US Steel’s Slovakia mill may replace blast furnaces with EAFs with state support

Slovakia’s finance minister Igor Matovic said recent talks with top managers of US Steel have been focused on replacing the three current coke-fueled blast furnaces at its US Steel Kosice mill with two electric arc furnaces and other modernization investments to drastically cut the plant’s carbon footprint.

“We want to secure the future of the Kosice plant, there is no other way than decarbonisation,” Matovic said in a press conference May 14 on his return to Bratislava after two days of talks in Pittsburgh. “That means replacing the coke-fueled blast furnaces with electric arc furnaces.”

Matovic added that talks centered on investment in two electric furnaces and other carbon cutting modernizations in moves which would cut carbon emissions at the Kosice steelmaker by 80%.

“Without this investment, steelmaking in Eastern Slovakia will gradually disappear,” the minister warned.

The total investment costs are estimated at around Eur1.5 billion (1.82 billion dollars), Matovic said. Talks with US Steel’s top managers, including CEO David Burritt, were aimed at explaining how the Slovak government’s Renewal and Resilience Plan and Modernization Fund could be used at the Kosice steel mill to transform it into “an environmental leader in Eastern Europe,” he said. The Slovak plan has earmarked Eur363 million for modernization of Slovak industry aimed at reducing carbon emissions with funding possible for the best available technology currently available.

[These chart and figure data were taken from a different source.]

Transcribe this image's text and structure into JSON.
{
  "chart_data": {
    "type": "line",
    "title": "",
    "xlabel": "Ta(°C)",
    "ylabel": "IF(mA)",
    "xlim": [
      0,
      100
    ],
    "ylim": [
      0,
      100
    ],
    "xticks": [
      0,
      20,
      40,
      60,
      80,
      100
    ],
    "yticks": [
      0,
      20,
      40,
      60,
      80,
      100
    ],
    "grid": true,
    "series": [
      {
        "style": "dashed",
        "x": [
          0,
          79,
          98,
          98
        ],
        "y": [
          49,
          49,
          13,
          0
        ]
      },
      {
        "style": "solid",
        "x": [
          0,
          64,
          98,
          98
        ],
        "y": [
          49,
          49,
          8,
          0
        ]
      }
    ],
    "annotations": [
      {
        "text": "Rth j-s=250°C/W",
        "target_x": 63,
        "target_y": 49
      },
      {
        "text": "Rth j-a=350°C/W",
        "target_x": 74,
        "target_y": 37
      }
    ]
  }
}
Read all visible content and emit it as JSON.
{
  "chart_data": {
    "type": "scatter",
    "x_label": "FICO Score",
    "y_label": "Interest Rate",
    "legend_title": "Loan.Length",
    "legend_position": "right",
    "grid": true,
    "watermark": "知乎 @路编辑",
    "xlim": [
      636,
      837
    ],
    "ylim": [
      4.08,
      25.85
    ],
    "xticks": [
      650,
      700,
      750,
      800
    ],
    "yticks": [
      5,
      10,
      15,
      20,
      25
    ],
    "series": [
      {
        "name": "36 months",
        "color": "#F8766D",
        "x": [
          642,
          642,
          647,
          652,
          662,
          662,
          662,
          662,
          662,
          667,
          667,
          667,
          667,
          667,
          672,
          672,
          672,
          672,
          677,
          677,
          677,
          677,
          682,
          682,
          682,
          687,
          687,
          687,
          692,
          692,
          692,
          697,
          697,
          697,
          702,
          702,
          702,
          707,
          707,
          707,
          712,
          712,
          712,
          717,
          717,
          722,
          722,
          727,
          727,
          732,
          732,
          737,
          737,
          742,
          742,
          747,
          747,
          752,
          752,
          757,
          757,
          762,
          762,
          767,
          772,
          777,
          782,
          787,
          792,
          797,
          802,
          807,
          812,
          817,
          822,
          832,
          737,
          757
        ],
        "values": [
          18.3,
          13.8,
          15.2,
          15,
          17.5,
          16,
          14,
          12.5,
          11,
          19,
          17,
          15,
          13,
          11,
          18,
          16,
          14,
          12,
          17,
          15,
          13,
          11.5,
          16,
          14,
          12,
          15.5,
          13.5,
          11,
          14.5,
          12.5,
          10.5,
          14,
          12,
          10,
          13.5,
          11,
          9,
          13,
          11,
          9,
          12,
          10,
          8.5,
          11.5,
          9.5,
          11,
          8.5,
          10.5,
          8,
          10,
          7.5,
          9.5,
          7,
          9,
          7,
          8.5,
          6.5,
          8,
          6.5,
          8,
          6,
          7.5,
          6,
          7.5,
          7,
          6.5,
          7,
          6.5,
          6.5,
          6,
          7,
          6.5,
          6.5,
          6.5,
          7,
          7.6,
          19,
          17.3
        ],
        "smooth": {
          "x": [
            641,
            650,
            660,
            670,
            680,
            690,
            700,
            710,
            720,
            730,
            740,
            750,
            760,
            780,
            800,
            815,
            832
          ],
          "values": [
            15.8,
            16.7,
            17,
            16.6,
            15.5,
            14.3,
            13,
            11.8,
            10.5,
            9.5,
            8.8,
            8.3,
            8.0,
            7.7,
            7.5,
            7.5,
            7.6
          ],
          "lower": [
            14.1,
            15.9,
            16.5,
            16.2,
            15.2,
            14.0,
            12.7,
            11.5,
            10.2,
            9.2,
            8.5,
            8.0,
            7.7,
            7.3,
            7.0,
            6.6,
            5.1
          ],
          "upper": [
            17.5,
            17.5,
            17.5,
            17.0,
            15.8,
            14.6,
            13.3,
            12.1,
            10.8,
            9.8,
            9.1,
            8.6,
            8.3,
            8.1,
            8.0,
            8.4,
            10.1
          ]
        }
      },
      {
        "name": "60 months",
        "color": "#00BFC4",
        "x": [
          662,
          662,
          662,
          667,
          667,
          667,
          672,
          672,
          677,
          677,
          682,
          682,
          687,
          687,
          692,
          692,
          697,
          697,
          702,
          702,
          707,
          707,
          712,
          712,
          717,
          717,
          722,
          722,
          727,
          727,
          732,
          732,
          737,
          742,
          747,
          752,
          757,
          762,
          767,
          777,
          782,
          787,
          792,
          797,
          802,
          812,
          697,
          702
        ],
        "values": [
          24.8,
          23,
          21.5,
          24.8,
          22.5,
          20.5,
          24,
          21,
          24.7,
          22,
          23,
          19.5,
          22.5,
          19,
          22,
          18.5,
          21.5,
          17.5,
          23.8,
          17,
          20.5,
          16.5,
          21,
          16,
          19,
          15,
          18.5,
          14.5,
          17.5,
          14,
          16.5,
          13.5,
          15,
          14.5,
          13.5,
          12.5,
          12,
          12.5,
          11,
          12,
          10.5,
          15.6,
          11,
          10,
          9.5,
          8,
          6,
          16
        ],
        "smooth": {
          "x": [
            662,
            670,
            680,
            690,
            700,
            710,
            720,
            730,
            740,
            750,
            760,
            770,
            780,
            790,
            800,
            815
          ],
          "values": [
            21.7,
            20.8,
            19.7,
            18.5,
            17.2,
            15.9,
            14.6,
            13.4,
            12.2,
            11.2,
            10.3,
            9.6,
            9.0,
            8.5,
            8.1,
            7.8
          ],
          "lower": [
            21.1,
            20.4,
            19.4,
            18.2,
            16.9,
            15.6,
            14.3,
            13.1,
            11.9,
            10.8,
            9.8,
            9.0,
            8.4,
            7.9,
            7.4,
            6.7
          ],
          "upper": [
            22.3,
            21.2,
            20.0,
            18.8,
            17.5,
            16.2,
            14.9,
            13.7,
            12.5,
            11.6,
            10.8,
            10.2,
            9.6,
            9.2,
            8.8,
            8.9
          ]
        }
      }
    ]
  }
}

Other investment help could be offered by the Slovak government “within the framework of what is permitted under European Union rules,” Matovic said, without giving further details. “Without this cooperation from Slovakia, the [modernization] investment will not happen,” Matovic warned.

US Steel still has to take a final investment decision on the Kosice modernization, Matovic said. “We will have to see what the result of these discussions [in Pittsburgh] will be. I believe that the decision will be positive, but there is still a long way to go,” he added.

Secretary of State at the Ministry of Finance, Marcel Klimek, who was part of the Slovak delegation, said US Steel is unable on its own to consider the Kosice mill modernization. “US Steel Corporation in the last two years made a combined loss of almost $1.8 billion…. The situation in the steel sector is so unfavorable that many steel mills are closing because of excess capacity, are facing severe financial problems, or have gone bust altogether,” he added.

Many market analysts in the US question whether it would be better for US Steel to focus on its core American business rather than maintain its only significant European steel production operations at Kosice, Klimek said. The EU’s ambitious carbon cutting and environmental targets had raised doubts at US Steel whether there was still a place for heavy industry, such as steel production, in Europe, he added.

US Steel Kosice has raw steel production capacity of 4.5 million mt. It produces and sells slabs, plate, sheet, tin products, spiral welded pipe, and refractory ceramic materials, and mainly serves customers in the car production, construction, container, electrical appliance, oil and gas and petrochemical markets.